Oder weil es an Einfällen mangelt?
Man könnte sagen, dass die Reprise des Kopfsatzes einer großen Sinfonie dem Komponisten manche Arbeit erspart. Er lässt das Werk so enden, wie es begonnen hat, indem er den Ablauf der Exposition nachher wieder übernimmt oder nur leicht abwandelt. Varianten können sich ergeben, wenn Tonarten geändert werden müssen, damit sich das Werk zum Schluss hin in Richtung Tonika abrundet.
Nehmen wir die größte Sinfonie von Schubert, also die in C-dur, und konstatieren, dass in der Reprise des ersten Satzes im Komplex des ersten Themas von 76 Takten 60 die Exposition genau wiederholen, im Komplex des zweiten 54 von 72, im dritten 50 von 52; insgesamt also brauchte Schubert von 200 Takten 164 nur „abzuschreiben“.
Habe ich hier etwas Triftiges ausgesagt? Sicher, aber viel zu wenig. Keinesfalls dürfte gemeint sein, dass Schubert sich selbst plagiiert (das ist sein gutes Recht, wenn es ihm geboten scheint): aber ist Ihnen nicht aufgefallen, dass die entscheidende Taktzahl fehlt? Die Taktzahl des ganzen Satzes, wir wissen doch bisher nichts über die Anzahl der Takte zwischen dem Ende der Exposition und dem Anfang der Reprise, – erst danach könnten wir abwägen, ob er es sich „zu leicht“ gemacht hat.
Aber es ist in mehrfacher Hinsicht Unsinn.
Vor allem bin ich selbst der Plagiator: im zweiten Absatz oben habe ich den Satzteil von „in der Reprise“ bis „abzuschreiben“ einfach von Peter Gülke abgeschrieben, und könnte damit ein bisschen brillieren, auch wenn ich sonst nichts verstanden habe. Ich könnte sogar noch zugeben, dass ich das von Gülke habe und nur verschweigen, was er damit sagen wollte oder was die Aussage in seinem Kontext bedeutete.
Und dabei belasse ich es für heute und kläre gar nichts. Erwähnen könnte ich nur noch, dass es doch bekannt sei, dass Schubert nach Modellen von Haydn, Mozart und Beethoven gearbeitet hat, ohne dass dies zu seinem Nachteil ausgelegt wird.
Da muss nicht erst ich kommen, oder?
***
In allen Fragen zu Schubert weiß ich keinen besseren Anwalt als Peter Gülke.
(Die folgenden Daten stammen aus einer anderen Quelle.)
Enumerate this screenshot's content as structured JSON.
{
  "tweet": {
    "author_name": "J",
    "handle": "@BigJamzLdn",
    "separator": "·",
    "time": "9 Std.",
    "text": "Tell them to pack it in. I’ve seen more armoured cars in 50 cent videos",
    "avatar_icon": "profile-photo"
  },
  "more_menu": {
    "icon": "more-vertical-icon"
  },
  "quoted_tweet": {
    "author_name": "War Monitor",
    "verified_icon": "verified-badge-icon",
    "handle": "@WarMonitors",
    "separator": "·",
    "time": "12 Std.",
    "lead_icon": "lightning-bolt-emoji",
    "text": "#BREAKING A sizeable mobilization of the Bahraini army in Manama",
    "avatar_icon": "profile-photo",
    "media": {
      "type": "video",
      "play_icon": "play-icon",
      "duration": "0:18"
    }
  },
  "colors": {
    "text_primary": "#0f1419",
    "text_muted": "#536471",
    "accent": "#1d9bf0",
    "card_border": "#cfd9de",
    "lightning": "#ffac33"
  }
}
Gerade weil in seiner großen Monographie (Laaber-Verlag 1991) auch ein Kapitel vorkommt mit der Überschrift „Verlegenheiten ums Dörfchen und der ‚mittelgute‘ Schubert“. In diesem Sinne kritisch aufklärend ist auch der abschließende Beitrag in Rudolf Bockholdts Sammelband „Über das Klassische“ (Suhrkamp 1987, Seite 299), nämlich: „Klassik als Erbe / Fragen an den ‚plagiierenden‘ Schubert.“ Ich zitiere den Anfang:
Die Unbefangenheit, mit der Schubert, ganz und gar der junge, mit den Traditionen umgeht, die er vorfand, er scheint bestenfalls mit der des jungen Mozart vergleichbar – oft nahezu rätselhaft in der Arglosigkeit, mit der er Modelle kopiert und, ohne – modern gesprochen – einen Identitätsverlust zu fürchten, ausgiebig tut, was anderen als Epigonentum und Plagiat angekreidet werden müßte. Gerät er dabei in diejenigen Bereiche des Komponierens, die diskursiven Verfahrungsweisen am nächsten stehen, so schlägt die Verwunderung der Betrachter zumeist in Kritik um; daß Schubert keine Durchführung zu schreiben imstande gewesen sei, wurde lange genug fast als communis opinio gehandelt; darüber hinaus aber tadelt z.B. Charles Rosen, daß „the structures of most of his large forms are mechanical in a way that is absolutely foreign to his models“. Hier freilich muß man gegenfragen, ob „Struktur“ dabei nicht allzu eng gefaßt sei, und im weiteren: inwiefern der Tadel vom Betrachteten auf die Betrachtung zu wenden wäre, zum Beispiel als Zweifel hinsichtlich der Angemessenheit von Maßgaben der diskursiven Logik, welche fast unausweichlich bei der Erörterung klassischer Formen mitspielen.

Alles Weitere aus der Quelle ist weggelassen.